Purpose: Provide eligible 911-zone providers funding to purchase trauma-related equipment to enhance prehospital trauma care in Georgia.
Awards: Funding varies by eligible 911-zone provider (ATTACHMENT A). Grant funds may not be used to supplant, reduce, or reallocate existing local budget allocations for 911-zoned EMS response systems.
Scope: Grant funds can be used to purchase eligible equipment approved by the GTC EMS Committee (ATTACHMENT B). If an equipment item is not listed on the approved list, agencies may submit a special equipment request form for EMS consideration by November 5, 2025.
Application: Click "Continue to Application" below to start your grant application. Applications will be accepted starting October 15, 2025. The deadline to apply will be December 15, 2025
1. Applications must be completed via Jotform, including an attachment of a notarized affidavit no later than December 15, 2025. Applications will not be accepted after this deadline.
2. After submission, the Georgia Trauma Commission staff will evaluate all timely submitted applications.
3. Applicants will receive a notification of receipt, approval, and payment updates.
4. Please allow up to 60 days to receive grant funds after application submission.
The applying organization must:
1. Be a 911-zone provider in the county for which grant funds are requested
2. Be contracted to remain in the county through June 30, 2026.
3. Participate in the respective EMS region system plan.
4. Attend 50% of Regional Trauma Advisory Committee (RTAC) in-person and/or virtual quarterly meetings.

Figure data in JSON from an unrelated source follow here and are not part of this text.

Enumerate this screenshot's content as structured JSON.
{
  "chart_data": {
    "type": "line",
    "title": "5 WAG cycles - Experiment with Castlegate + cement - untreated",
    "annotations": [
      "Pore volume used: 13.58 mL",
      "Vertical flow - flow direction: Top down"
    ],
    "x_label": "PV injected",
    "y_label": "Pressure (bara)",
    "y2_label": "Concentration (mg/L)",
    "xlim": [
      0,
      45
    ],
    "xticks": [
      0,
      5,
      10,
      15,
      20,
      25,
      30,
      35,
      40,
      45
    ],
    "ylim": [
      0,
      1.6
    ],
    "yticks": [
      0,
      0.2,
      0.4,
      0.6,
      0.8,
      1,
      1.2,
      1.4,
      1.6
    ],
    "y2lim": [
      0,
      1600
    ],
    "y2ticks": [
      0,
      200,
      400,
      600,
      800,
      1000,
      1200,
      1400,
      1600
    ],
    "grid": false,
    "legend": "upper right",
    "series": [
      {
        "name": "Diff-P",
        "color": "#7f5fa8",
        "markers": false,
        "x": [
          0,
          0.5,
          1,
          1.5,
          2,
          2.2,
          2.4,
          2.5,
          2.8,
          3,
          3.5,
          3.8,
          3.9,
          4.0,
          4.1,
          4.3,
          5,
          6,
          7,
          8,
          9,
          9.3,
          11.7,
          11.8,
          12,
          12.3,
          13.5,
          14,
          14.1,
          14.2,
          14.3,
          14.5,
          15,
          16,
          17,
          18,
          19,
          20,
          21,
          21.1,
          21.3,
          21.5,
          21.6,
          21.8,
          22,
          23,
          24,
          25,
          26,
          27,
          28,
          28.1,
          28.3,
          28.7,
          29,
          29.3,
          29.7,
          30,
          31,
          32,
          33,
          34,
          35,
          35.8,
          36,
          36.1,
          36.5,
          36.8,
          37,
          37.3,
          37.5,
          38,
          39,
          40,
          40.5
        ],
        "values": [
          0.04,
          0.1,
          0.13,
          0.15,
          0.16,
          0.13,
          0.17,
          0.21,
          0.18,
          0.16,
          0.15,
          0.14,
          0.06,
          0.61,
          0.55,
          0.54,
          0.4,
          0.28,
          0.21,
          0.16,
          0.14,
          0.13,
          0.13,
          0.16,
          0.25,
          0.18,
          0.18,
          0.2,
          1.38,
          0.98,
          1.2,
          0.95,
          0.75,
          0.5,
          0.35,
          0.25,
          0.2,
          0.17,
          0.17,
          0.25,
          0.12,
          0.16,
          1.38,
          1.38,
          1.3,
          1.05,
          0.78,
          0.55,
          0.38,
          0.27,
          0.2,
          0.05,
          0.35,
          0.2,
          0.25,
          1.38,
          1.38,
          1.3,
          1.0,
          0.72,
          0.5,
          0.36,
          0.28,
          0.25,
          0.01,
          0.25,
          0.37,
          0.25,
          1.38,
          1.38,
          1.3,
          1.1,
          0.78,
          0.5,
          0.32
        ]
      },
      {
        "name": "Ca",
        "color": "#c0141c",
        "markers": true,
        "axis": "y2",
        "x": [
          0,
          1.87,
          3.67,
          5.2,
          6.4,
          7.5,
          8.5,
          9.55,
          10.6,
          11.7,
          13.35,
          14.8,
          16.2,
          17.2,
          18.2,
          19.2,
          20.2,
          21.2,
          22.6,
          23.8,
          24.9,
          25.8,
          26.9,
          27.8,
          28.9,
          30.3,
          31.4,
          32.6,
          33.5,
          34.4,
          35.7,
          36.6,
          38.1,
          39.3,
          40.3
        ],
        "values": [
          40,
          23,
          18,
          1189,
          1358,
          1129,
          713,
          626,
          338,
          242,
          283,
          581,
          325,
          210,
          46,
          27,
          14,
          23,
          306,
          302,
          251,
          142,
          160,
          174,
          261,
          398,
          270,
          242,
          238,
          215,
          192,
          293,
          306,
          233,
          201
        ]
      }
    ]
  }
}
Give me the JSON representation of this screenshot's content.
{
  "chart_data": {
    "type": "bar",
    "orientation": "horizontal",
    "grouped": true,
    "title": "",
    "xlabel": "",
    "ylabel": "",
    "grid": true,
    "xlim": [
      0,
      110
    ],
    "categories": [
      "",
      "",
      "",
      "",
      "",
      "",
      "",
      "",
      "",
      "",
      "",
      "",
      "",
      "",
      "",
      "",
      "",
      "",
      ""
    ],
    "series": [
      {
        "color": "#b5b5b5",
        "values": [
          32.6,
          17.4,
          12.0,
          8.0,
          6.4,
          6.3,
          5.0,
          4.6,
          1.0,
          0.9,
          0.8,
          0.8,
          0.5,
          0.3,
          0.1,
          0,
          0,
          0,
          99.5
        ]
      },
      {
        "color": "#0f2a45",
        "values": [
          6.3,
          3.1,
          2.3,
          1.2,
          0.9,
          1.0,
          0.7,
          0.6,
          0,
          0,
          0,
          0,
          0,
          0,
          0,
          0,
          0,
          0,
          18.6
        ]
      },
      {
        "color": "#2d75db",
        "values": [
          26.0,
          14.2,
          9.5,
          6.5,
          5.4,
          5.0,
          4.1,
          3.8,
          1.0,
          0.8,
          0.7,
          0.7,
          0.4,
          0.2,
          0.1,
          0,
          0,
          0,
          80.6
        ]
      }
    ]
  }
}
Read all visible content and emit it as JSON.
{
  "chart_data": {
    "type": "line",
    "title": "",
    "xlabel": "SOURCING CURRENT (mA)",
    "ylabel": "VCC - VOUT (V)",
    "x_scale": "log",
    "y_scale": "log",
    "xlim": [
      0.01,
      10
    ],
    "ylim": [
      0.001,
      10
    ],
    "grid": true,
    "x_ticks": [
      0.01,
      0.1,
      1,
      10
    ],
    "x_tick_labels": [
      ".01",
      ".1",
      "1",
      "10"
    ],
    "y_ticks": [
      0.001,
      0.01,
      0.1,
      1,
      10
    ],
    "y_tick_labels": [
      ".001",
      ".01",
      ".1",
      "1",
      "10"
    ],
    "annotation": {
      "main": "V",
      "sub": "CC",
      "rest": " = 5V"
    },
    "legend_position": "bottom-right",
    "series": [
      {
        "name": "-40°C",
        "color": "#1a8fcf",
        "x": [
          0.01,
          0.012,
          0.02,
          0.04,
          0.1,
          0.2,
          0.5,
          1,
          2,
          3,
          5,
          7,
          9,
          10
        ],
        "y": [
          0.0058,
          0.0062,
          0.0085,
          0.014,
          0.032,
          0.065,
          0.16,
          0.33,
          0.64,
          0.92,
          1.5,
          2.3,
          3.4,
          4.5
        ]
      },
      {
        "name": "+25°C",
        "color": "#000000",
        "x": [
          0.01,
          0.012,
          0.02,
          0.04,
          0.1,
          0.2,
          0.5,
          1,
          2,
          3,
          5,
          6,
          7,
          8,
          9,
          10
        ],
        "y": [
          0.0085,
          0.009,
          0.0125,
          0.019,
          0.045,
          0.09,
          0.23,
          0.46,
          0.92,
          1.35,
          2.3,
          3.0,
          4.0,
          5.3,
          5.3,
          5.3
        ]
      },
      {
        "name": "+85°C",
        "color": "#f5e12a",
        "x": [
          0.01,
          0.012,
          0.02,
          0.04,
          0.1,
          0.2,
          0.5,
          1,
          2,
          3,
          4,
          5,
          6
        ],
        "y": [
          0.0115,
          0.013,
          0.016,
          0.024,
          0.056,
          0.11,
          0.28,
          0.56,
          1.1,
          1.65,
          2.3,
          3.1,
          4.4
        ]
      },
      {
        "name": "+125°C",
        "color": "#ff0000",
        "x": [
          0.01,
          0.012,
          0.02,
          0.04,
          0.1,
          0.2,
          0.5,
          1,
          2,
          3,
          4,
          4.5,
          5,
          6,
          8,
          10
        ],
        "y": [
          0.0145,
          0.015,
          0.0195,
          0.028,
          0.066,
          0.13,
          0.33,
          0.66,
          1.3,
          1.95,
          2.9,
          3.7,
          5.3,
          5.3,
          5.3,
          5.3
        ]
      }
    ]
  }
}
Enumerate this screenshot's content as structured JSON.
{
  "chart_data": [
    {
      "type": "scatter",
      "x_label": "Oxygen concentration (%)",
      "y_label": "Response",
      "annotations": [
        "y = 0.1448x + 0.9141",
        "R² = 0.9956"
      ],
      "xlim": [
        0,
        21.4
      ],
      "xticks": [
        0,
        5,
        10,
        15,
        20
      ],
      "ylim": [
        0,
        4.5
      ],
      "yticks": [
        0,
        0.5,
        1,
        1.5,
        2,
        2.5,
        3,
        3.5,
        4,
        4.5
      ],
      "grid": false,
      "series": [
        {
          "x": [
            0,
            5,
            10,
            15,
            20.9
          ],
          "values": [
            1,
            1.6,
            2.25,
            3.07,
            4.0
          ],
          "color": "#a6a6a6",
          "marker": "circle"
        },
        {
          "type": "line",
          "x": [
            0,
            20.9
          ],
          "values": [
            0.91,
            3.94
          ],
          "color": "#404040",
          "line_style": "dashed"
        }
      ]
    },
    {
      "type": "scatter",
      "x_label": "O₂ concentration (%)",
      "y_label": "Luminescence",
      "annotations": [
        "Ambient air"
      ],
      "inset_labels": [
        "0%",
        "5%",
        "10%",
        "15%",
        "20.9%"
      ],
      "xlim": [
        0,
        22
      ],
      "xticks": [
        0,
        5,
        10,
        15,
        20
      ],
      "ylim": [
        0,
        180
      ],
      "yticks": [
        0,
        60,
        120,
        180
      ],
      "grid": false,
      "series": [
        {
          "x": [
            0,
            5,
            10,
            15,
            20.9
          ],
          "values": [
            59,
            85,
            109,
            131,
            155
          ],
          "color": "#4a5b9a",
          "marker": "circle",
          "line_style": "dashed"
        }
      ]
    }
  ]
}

5. Maintain compliance with the Department of Public Health State Office of EMS data submission requirements.
Please complete this application in its entirety and submit it via JotForm by the deadline. The Georgia Trauma Commission will not accept applications received after December 15, 2025
Please note "peak demand staffed" does not infer total ambulances. The peak number of ambulances are thte total number of scheduled and staffed on a consistent basis. The number reported in this application will be used for next year's grant. The reported peak number is subject to further inquiry.
Please complete the table below to detail the eligible equipment that has been or will be purchased and placed into service. Refer to ATTACHMENT B for the list of approved equipment. The amount you are eligible to apply for is outlined in ATTACHMENT A. If the total cost listed below exceeds the approved amount, you will only be reimbursed up to the agency’s allocation. If the total is less than the approved amount, you will be reimbursed based on the amount requested.
Please list your items with complete details below. Please insert "n/a" where applicable.
I certify the information contained in the submitted application is true and accurate to the best of my knowledge and that I have submitted this application and notarized affidavit (ATTACHMENT C) affirming all nine (9) conditions on behalf of the Applying Organization.